2. As a programmer, I find TS's language primitive but simple to
express ideas quickly. I find WL's language more robust but also
more clunky and harder to express ideas clearly in it (just look at
any WL code compared to equivalent TS code).
3. Lack (at least that's my perception) of support for the wide
universe of data feeds that TS2000i has.
4. Lack of adoption by successful, wealthy traders and system
developers, who sometimes approach me to write code for them. They
all use TradeStation, so developing stuff in WL wouldn't be useful.
They pretty much use TS2000i, not the latest one.

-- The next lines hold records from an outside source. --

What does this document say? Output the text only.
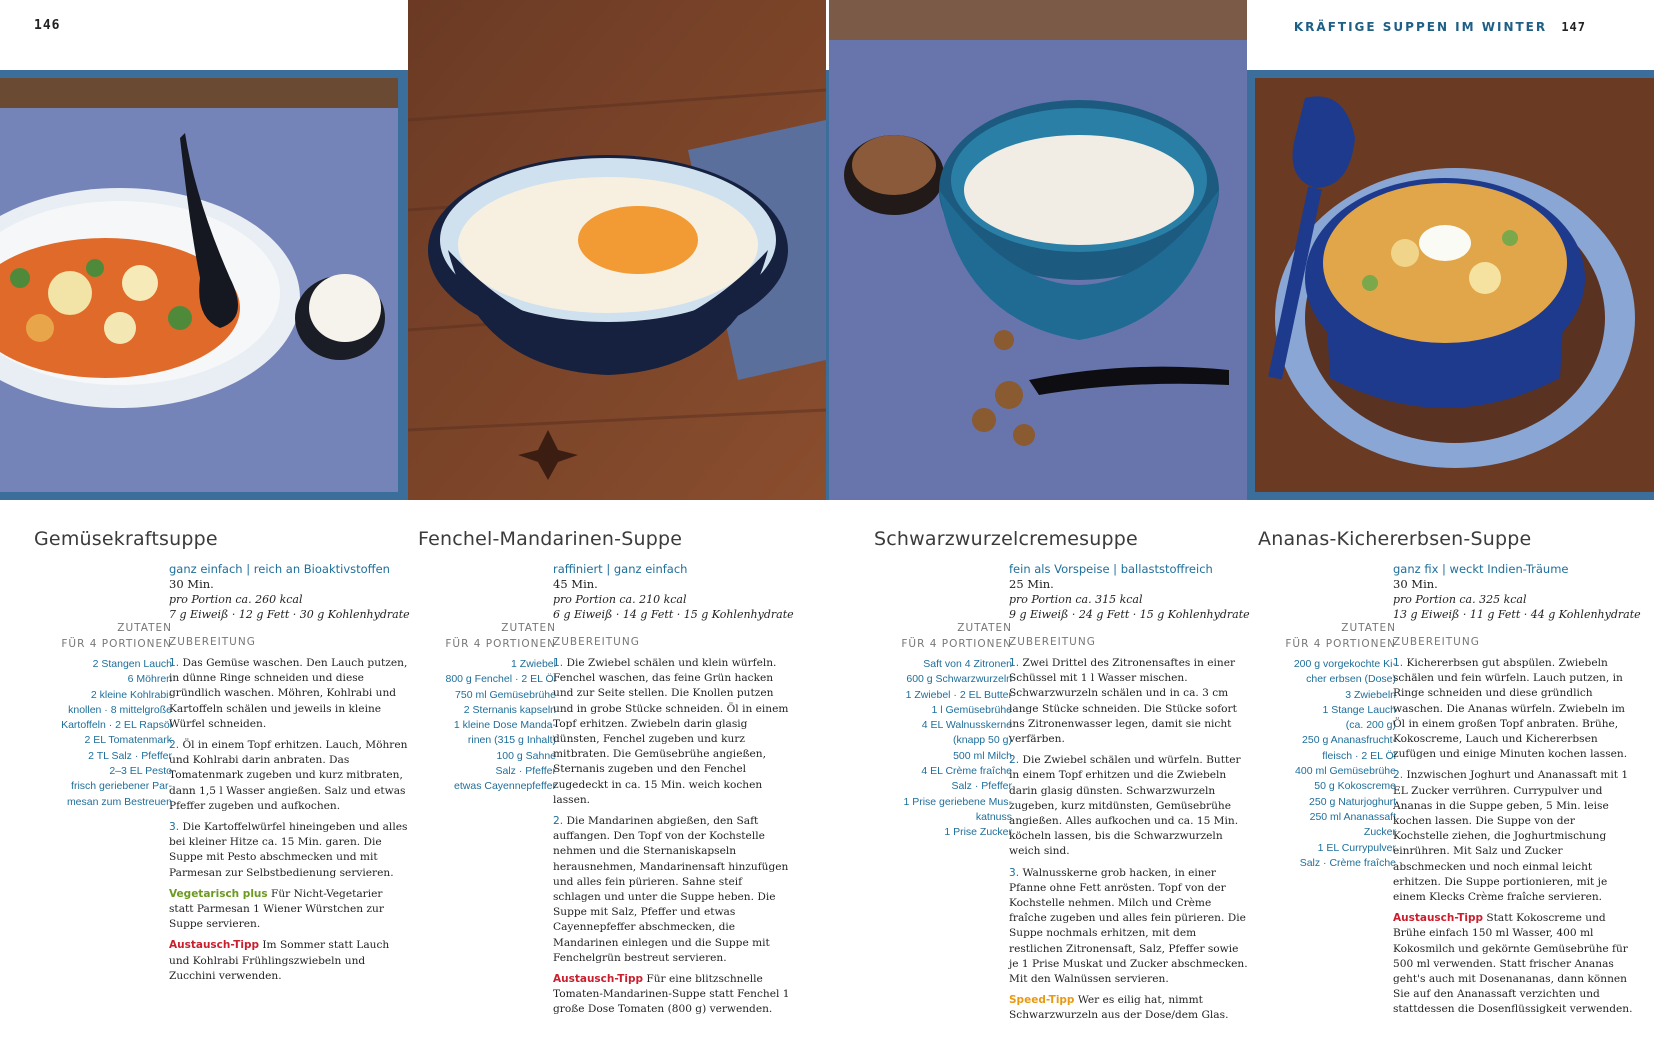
146	KRÄFTIGE SUPPEN IM WINTER 147
Gemüsekraftsuppe
ganz einfach | reich an Bioaktivstoffen
30 Min.
pro Portion ca. 260 kcal
7 g Eiweiß · 12 g Fett · 30 g Kohlenhydrate
ZUTATEN
FÜR 4 PORTIONEN
ZUBEREITUNG
2 Stangen Lauch
6 Möhren
2 kleine Kohlrabi-
knollen · 8 mittelgroße
Kartoffeln · 2 EL Rapsöl
2 EL Tomatenmark
2 TL Salz · Pfeffer
2–3 EL Pesto
frisch geriebener Par-
mesan zum Bestreuen

1. Das Gemüse waschen. Den Lauch putzen, in dünne Ringe schneiden und diese gründlich waschen. Möhren, Kohlrabi und Kartoffeln schälen und jeweils in kleine Würfel schneiden.

2. Öl in einem Topf erhitzen. Lauch, Möhren und Kohlrabi darin anbraten. Das Tomatenmark zugeben und kurz mitbraten, dann 1,5 l Wasser angießen. Salz und etwas Pfeffer zugeben und aufkochen.

3. Die Kartoffelwürfel hineingeben und alles bei kleiner Hitze ca. 15 Min. garen. Die Suppe mit Pesto abschmecken und mit Parmesan zur Selbstbedienung servieren.

Vegetarisch plus Für Nicht-Vegetarier statt Parmesan 1 Wiener Würstchen zur Suppe servieren.

Austausch-Tipp Im Sommer statt Lauch und Kohlrabi Frühlingszwiebeln und Zucchini verwenden.

Fenchel-Mandarinen-Suppe
raffiniert | ganz einfach
45 Min.
pro Portion ca. 210 kcal
6 g Eiweiß · 14 g Fett · 15 g Kohlenhydrate
ZUTATEN
FÜR 4 PORTIONEN
ZUBEREITUNG
1 Zwiebel
800 g Fenchel · 2 EL Öl
750 ml Gemüsebrühe
2 Sternanis kapseln
1 kleine Dose Manda-
rinen (315 g Inhalt)
100 g Sahne
Salz · Pfeffer
etwas Cayennepfeffer

1. Die Zwiebel schälen und klein würfeln. Fenchel waschen, das feine Grün hacken und zur Seite stellen. Die Knollen putzen und in grobe Stücke schneiden. Öl in einem Topf erhitzen. Zwiebeln darin glasig dünsten, Fenchel zugeben und kurz mitbraten. Die Gemüsebrühe angießen, Sternanis zugeben und den Fenchel zugedeckt in ca. 15 Min. weich kochen lassen.

2. Die Mandarinen abgießen, den Saft auffangen. Den Topf von der Kochstelle nehmen und die Sternaniskapseln herausnehmen, Mandarinensaft hinzufügen und alles fein pürieren. Sahne steif schlagen und unter die Suppe heben. Die Suppe mit Salz, Pfeffer und etwas Cayennepfeffer abschmecken, die Mandarinen einlegen und die Suppe mit Fenchelgrün bestreut servieren.

Austausch-Tipp Für eine blitzschnelle Tomaten-Mandarinen-Suppe statt Fenchel 1 große Dose Tomaten (800 g) verwenden.

Schwarzwurzelcremesuppe
fein als Vorspeise | ballaststoffreich
25 Min.
pro Portion ca. 315 kcal
9 g Eiweiß · 24 g Fett · 15 g Kohlenhydrate
ZUTATEN
FÜR 4 PORTIONEN
ZUBEREITUNG
Saft von 4 Zitronen
600 g Schwarzwurzeln
1 Zwiebel · 2 EL Butter
1 l Gemüsebrühe
4 EL Walnusskerne
(knapp 50 g)
500 ml Milch
4 EL Crème fraîche
Salz · Pfeffer
1 Prise geriebene Mus-
katnuss
1 Prise Zucker

1. Zwei Drittel des Zitronensaftes in einer Schüssel mit 1 l Wasser mischen. Schwarzwurzeln schälen und in ca. 3 cm lange Stücke schneiden. Die Stücke sofort ins Zitronenwasser legen, damit sie nicht verfärben.

2. Die Zwiebel schälen und würfeln. Butter in einem Topf erhitzen und die Zwiebeln darin glasig dünsten. Schwarzwurzeln zugeben, kurz mitdünsten, Gemüsebrühe angießen. Alles aufkochen und ca. 15 Min. köcheln lassen, bis die Schwarzwurzeln weich sind.

3. Walnusskerne grob hacken, in einer Pfanne ohne Fett anrösten. Topf von der Kochstelle nehmen. Milch und Crème fraîche zugeben und alles fein pürieren. Die Suppe nochmals erhitzen, mit dem restlichen Zitronensaft, Salz, Pfeffer sowie je 1 Prise Muskat und Zucker abschmecken. Mit den Walnüssen servieren.

Speed-Tipp Wer es eilig hat, nimmt Schwarzwurzeln aus der Dose/dem Glas.

Ananas-Kichererbsen-Suppe
ganz fix | weckt Indien-Träume
30 Min.
pro Portion ca. 325 kcal
13 g Eiweiß · 11 g Fett · 44 g Kohlenhydrate
ZUTATEN
FÜR 4 PORTIONEN
ZUBEREITUNG
200 g vorgekochte Ki-
cher erbsen (Dose)
3 Zwiebeln
1 Stange Lauch
(ca. 200 g)
250 g Ananasfrucht-
fleisch · 2 EL Öl
400 ml Gemüsebrühe
50 g Kokoscreme
250 g Naturjoghurt
250 ml Ananassaft
Zucker
1 EL Currypulver
Salz · Crème fraîche

1. Kichererbsen gut abspülen. Zwiebeln schälen und fein würfeln. Lauch putzen, in Ringe schneiden und diese gründlich waschen. Die Ananas würfeln. Zwiebeln im Öl in einem großen Topf anbraten. Brühe, Kokoscreme, Lauch und Kichererbsen zufügen und einige Minuten kochen lassen.

2. Inzwischen Joghurt und Ananassaft mit 1 EL Zucker verrühren. Currypulver und Ananas in die Suppe geben, 5 Min. leise kochen lassen. Die Suppe von der Kochstelle ziehen, die Joghurtmischung einrühren. Mit Salz und Zucker abschmecken und noch einmal leicht erhitzen. Die Suppe portionieren, mit je einem Klecks Crème fraîche servieren.

Austausch-Tipp Statt Kokoscreme und Brühe einfach 150 ml Wasser, 400 ml Kokosmilch und gekörnte Gemüsebrühe für 500 ml verwenden. Statt frischer Ananas geht's auch mit Dosenananas, dann können Sie auf den Ananassaft verzichten und stattdessen die Dosenflüssigkeit verwenden.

5. For someone who does most of their work on TS only when I have
spare time, WL's trial offer would permit me only one or two uses
before the trial period expires. That's not enough time to give
it a fair evaluation to determine if I'll adopt it for my trading
and system development. Instead of expiring in 30 calendar days
(or whatever the period is now), it should expire within 30 *usage*
days; that is, once the program has been run over 30 different
days, it expires. Running continually past midnight can increment
the count. The point is, this would allow prospective customers
sufficient time to become addicted to the software, at their own
pace, whether 30 usage days takes up 30 calendar days or eight
months.
>You say:
>" The idea of products like TradeStation was to allow you to create and
>backtest your trading ideas before trying them with real money. If you think
>you can do this without learning some programming you are fooling yourself."
>
>I agree you need programming skill to accomplish complex systems but for
>beginners the drag and drop system creation should be appealing (WL has it).
That may be true for beginners, but I have doubts that a drag&drop
method of "programming" will result in anything that can compete
with something written by a good programmer. Also, a language
designed for drag&drop functionality won't be optimal for direct
programming by hand; and I think this is true for WL's language.